Durability and Availability
- All S3 Glacier storage classes redundantly store data across a minimum of three Availability Zones
- Designed to provide 99.999999999% (11 nines) durability per object
- Data is synchronously stored across multiple facilities before returning SUCCESS on upload.
- Regular, systematic data integrity checks are performed and the system is built to be automatically self-healing.
Cost Model
- S3 Glacier pricing components include: storage (per GB per month), data transfer out (per GB per month), requests (per thousand requests per month), and data retrievals (per GB retrieved).
- S3 Glacier Flexible Retrieval Bulk retrievals are free.
- Early deletion charges apply if objects are deleted before the minimum storage duration (90 days for Instant/Flexible, 180 days for Deep Archive).
- S3 Glacier Deep Archive offers storage starting at approximately $0.00099 per GB per month (lowest cost in the cloud).
Scalability & Elasticity
- Individual objects can be up to 5 TB in size.
- There is no limit to the total amount of data stored — Amazon S3 Glacier scales automatically from gigabytes to petabytes.
Interfaces & Lifecycle Integration
- S3 Glacier storage classes are fully managed through the Amazon S3 APIs and console — objects are transitioned to Glacier classes via S3 Lifecycle policies or direct PUT with storage class specification.
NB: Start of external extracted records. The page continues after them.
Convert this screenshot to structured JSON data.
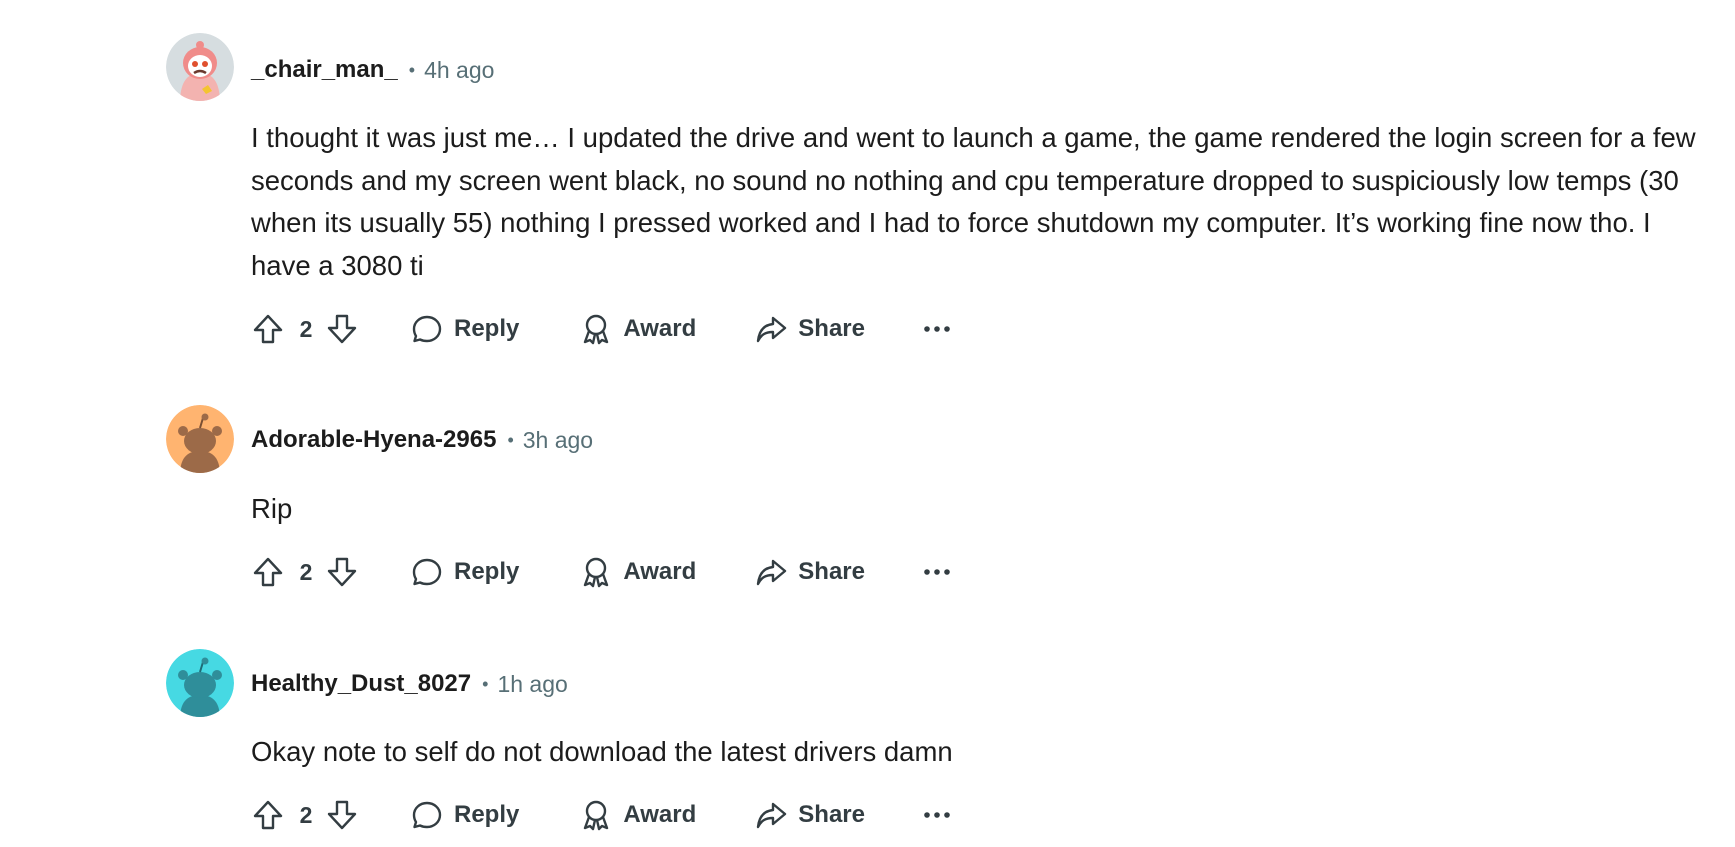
{
  "comments": [
    {
      "author": "_chair_man_",
      "time": "4h ago",
      "body": "I thought it was just me… I updated the drive and went to launch a game, the game rendered the login screen for a few seconds and my screen went black, no sound no nothing and cpu temperature dropped to suspiciously low temps (30 when its usually 55) nothing I pressed worked and I had to force shutdown my computer. It’s working fine now tho. I have a 3080 ti",
      "score": "2",
      "avatar": {
        "icon": "snoo-avatar-pink-hood",
        "bg_color": "#d6dde0"
      }
    },
    {
      "author": "Adorable-Hyena-2965",
      "time": "3h ago",
      "body": "Rip",
      "score": "2",
      "avatar": {
        "icon": "snoo-avatar-orange",
        "bg_color": "#ffb470"
      }
    },
    {
      "author": "Healthy_Dust_8027",
      "time": "1h ago",
      "body": "Okay note to self do not download the latest drivers damn",
      "score": "2",
      "avatar": {
        "icon": "snoo-avatar-teal",
        "bg_color": "#46d9e3"
      }
    }
  ],
  "actions": {
    "reply_label": "Reply",
    "award_label": "Award",
    "share_label": "Share",
    "separator": "•"
  },
  "colors": {
    "text": "#1c1c1c",
    "meta": "#576f76",
    "action": "#333d42"
  }
}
- S3 Lifecycle policies can automatically transition objects from S3 Standard → S3 Standard-IA → S3 Glacier Instant Retrieval → S3 Glacier Flexible Retrieval → S3 Glacier Deep Archive based on age.
- Restoring objects from Glacier Flexible Retrieval or Deep Archive creates a temporary copy in S3 Standard for a specified retention period; the archived object remains in Glacier.
- S3 Batch Operations can restore archived objects at scale across millions of objects.
- Objects in S3 Glacier classes are managed through S3 APIs — they appear in S3 bucket listings and can be managed with standard S3 tools.
- For data migration into AWS at scale, use the AWS Snow Family (Snowball Edge, Snowcone) for physical data transport.
AWS Import/Export(legacy disk-based service) has been replaced by the Snow Family.
AWS Certification Exam Practice Questions
- Questions are collected from Internet and the answers are marked as per my knowledge and understanding (which might differ with yours).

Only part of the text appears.